Note: Deployment will take around 30 minutes due to the time necessary to provision the Neptune and OpenSearch Service clusters.

To retrieve the name of the S3 bucket to upload data to:

aws s3 ls | grep “neptunestream-loader.*d$”

Upload node data to the S3 bucket obtained in the previous step:

aws s3 cp $HOME/NeptuneOpenSearchDemo/neptune-fraud-detection-with-opensearch /data s3:// neptunestream-loader-us-west-2-123456789012 –recursive

Note: This is a sample dataset for demonstration purposes only created from the IEEE-CIS Fraud Detection dataset.

Test the solution

After the solution is deployed and the dataset is uploaded to S3, the dataset can be retrieved and explored through a Lambda function that sends a search request to the OpenSearch Service cluster.

Confirm the Lambda function that sends a request to OpenSearch was deployed correctly:

aws lambda get-function –function-name NeptuneStreamOpenSearchRequestLambda –-query ‘Configuration.[FunctionName, State]’

Invoke the Lambda function to see all records present in OpenSearch that are added from Neptune:

aws lambda invoke –function-name NeptuneStreamOpenSearchRequestLambda response.json

The results of the Lambda invocation are stored in the response.json file.
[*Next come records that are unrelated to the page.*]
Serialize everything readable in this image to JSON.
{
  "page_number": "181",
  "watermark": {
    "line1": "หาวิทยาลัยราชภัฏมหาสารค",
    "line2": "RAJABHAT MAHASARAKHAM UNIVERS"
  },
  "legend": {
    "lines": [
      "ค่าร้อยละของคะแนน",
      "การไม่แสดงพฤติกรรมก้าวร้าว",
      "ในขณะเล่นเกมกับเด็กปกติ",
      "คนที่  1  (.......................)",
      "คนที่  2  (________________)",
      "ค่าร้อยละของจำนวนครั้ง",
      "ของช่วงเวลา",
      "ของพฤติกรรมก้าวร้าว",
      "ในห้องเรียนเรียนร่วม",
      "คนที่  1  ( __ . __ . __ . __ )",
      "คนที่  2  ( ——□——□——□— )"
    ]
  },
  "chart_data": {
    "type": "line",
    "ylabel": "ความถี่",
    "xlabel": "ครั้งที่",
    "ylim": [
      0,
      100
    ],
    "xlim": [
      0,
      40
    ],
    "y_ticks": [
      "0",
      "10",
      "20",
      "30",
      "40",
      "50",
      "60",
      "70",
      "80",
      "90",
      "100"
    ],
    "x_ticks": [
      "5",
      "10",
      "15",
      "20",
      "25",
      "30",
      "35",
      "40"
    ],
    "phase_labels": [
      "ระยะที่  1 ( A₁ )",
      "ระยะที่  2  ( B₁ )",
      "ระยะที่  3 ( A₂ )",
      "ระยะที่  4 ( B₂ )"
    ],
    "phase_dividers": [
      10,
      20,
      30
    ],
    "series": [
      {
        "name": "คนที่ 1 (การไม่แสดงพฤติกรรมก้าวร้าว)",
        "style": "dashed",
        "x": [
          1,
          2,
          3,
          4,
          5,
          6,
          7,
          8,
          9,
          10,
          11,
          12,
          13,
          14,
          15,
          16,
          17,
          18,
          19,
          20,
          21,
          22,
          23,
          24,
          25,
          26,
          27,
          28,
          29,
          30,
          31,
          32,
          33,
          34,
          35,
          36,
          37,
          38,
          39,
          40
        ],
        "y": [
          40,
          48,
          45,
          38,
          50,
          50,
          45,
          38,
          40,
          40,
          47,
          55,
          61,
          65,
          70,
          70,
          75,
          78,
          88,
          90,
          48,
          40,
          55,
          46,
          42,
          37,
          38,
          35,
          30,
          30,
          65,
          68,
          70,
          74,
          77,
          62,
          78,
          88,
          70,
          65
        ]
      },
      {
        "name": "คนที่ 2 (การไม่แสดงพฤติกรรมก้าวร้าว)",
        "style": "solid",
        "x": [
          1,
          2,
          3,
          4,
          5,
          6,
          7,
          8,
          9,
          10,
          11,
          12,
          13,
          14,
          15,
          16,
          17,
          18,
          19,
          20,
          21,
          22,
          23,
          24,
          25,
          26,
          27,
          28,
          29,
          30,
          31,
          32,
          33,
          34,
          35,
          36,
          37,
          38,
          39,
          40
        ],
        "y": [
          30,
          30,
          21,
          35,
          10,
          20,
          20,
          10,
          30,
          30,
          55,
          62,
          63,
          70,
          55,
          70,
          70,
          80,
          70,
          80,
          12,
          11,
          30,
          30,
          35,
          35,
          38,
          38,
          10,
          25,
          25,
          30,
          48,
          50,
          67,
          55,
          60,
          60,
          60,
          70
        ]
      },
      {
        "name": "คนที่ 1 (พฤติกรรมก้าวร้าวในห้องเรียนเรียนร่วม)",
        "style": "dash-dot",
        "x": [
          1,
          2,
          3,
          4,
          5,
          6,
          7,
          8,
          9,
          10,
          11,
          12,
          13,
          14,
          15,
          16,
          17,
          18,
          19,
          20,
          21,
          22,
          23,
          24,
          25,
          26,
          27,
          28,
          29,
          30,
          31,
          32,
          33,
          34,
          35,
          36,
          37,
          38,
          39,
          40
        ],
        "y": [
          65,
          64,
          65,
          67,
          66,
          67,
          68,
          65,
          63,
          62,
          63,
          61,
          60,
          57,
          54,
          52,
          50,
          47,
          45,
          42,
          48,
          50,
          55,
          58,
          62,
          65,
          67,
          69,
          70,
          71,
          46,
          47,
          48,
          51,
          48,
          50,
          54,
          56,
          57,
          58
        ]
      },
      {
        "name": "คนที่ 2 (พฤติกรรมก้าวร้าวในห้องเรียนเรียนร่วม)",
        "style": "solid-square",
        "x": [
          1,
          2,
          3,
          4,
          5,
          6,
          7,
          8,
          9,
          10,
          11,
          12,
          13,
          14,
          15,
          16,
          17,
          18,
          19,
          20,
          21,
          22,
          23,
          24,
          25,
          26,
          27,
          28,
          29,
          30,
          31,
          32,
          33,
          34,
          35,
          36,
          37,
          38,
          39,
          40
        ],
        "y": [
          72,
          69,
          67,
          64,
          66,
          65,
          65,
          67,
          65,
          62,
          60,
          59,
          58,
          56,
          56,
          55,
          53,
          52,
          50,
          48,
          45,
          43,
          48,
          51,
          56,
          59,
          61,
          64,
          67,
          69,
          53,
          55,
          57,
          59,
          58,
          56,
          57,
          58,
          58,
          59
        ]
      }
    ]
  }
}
This file contains the total number of records in the cluster and all records ingested up to that point. The solution stores records in the index amazon_neptune. An example of a node with device information looks like this:

{
“_index”: “amazon_neptune”,
“_type”: “_doc”,
“_id”: “1fb6d4d2936d6f590dc615142a61059e”,
“_score”: 1.0,
“_source”: {
“entity_id”: “d3”,
“document_type”: “vertex”,
“entity_type”: [
“vertex”
],
“predicates”: {
“deviceType”: [
{
“value”: “desktop”
}
],
“deviceInfo”: [
{
“value”: “Windows”
}
]
}
}
}

Cleaning up

To avoid incurring future charges, clean up the resources deployed in the solution:

terraform destroy –auto-approve

The command will output information on resources being destroyed.

Destroy complete! Resources: 101 destroyed.

Conclusion

Fraud graphs are complementary to other techniques organizations can use to detect and prevent fraud. The solution presented in this blog post reduces the time financial analysts would take to access transactional data by automating data ingestion and replication. It also improves performance for systems with growing volumes of data when compared to executing a large number of insert statements or other API calls.